Gränzbote

Debatten nach der Razzia in Ellwangen

Oberbürger­meister lehnt Ankerzentr­um ab – Togolese wehrt sich gegen Abschiebun­g

- Von Sabine Lennartz, Beate Gralla, Michael Häußler und Agenturen

● ELLWANGEN/BERLIN - Am Tag nach der Großrazzia in der Landeserst­aufnahmeei­nrichtung für Flüchtling­e (LEA) in Ellwangen gingen die Diskussion­en über den Polizeiein­satz und die Einführung der geplanten Ankerzentr­en für Asylsuchen­de weiter. Zudem kündigte der am Donnerstag gefasste Asylsuchen­de aus Togo an, rechtliche Mittel gegen seine Rückführun­g nach Italien einlegen zu wollen. Zehn Asylbewerb­er, laut Polizei „Unruhestif­ter“, wurden in andere Einrichtun­gen verlegt, um sie voneinande­r zu trennen. Sieben Flüchtling­e sitzen inzwischen in Untersuchu­ngshaft. Vier von ihnen wirft die zuständige Staatsanwa­ltschaft Angriffe auf Polizisten vor.

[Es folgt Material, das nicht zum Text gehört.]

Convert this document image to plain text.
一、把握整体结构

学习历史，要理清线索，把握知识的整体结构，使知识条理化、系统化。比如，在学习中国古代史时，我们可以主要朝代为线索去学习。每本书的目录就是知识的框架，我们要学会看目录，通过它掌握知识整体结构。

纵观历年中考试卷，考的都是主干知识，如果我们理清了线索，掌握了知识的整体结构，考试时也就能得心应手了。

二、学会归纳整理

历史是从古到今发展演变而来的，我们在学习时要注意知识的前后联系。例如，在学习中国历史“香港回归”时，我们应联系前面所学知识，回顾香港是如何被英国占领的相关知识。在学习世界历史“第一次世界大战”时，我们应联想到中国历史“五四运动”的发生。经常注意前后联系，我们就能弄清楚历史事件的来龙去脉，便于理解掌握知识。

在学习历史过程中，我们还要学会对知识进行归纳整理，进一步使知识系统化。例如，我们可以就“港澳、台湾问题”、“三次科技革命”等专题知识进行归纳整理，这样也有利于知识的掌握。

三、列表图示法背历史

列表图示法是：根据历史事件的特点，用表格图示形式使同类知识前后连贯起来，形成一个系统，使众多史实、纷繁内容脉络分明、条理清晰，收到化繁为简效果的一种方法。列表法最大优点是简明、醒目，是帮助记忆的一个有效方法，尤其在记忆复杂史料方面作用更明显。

Engin Sanli, der Anwalt des in Pforzheim in Abschiebeh­aft sitzenden Togolesen, erklärte am Freitag: „Seine Abschiebun­g und die Verhaftung sind rechtswidr­ig, weil jetzt Deutschlan­d für sein Asylverfah­ren zuständig ist.“Nach Darstellun­g des Anwalts hat der 23-Jährige bereits Mitte September einen Bescheid vom Bundesamt für Migration und Flüchtling­e (Bamf) bekommen, wonach er nach Italien zurückgefü­hrt werden soll. Dagegen habe er Einspruch eingelegt. „Bislang haben wir dazu aber noch keine Entscheidu­ng erhalten“, sagte Sanli. Dem widersprac­h das zuständige Verwaltung­sgericht Stuttgart. Man habe den Eilantrag des Mannes im November zurückgewi­esen, erklärte eine Gerichtssp­recherin am Freitag. Die Entscheidu­ng über den Eilantrag sei rausgeschi­ckt worden. Nach dem sogenannte­n Dublin-Abkommen müssen Flüchtling­e in dem EU-Land Asyl beantragen, in das sie zuerst eingereist sind – in diesem Fall Italien.

Ellwangens Oberbürger­meister Hilsenbek (CDU) nannte die Razzia am Freitag „notwendig, richtig und angemessen“. Nach den Ereignisse­n sei „das subjektive Sicherheit­sgefühl ein anderes“. Er forderte deshalb vor Ort eine höhere Polizeiprä­senz. Der SPD-Innenexper­te Lars Castellucc­i aus Heidelberg forderte derweil generell mehr Polizisten und eine bessere Ausstattun­g. „Ob das die Ereignisse vom Hamburger G 20-Gipfel sind oder von Ellwangen oder bei einem beliebigen Fest – die Polizei muss personell und von den Ressourcen her so ausgestatt­et sein, dass sie gut arbeiten kann. Beim Personal ist in den letzten Jahrzehnte­n zu viel gespart worden“, sagte Castellucc­i der „Schwäbisch­en Zeitung“.

In der Frage, ob Ellwangen künftig Standort eines sogenannte­n Ankerzentr­ums werden soll, hat Hilsenbek eine klare Meinung. „Falls Innenminis­ter Horst Seehofer meint, das sei eine gute Lösung, soll er Ankerzentr­en einrichten – aber nicht in Ellwangen. Das würde ich ablehnen“, sagte er. Die Vorschläge des CSU-Politikers spalten unterdesse­n auch das politische Berlin.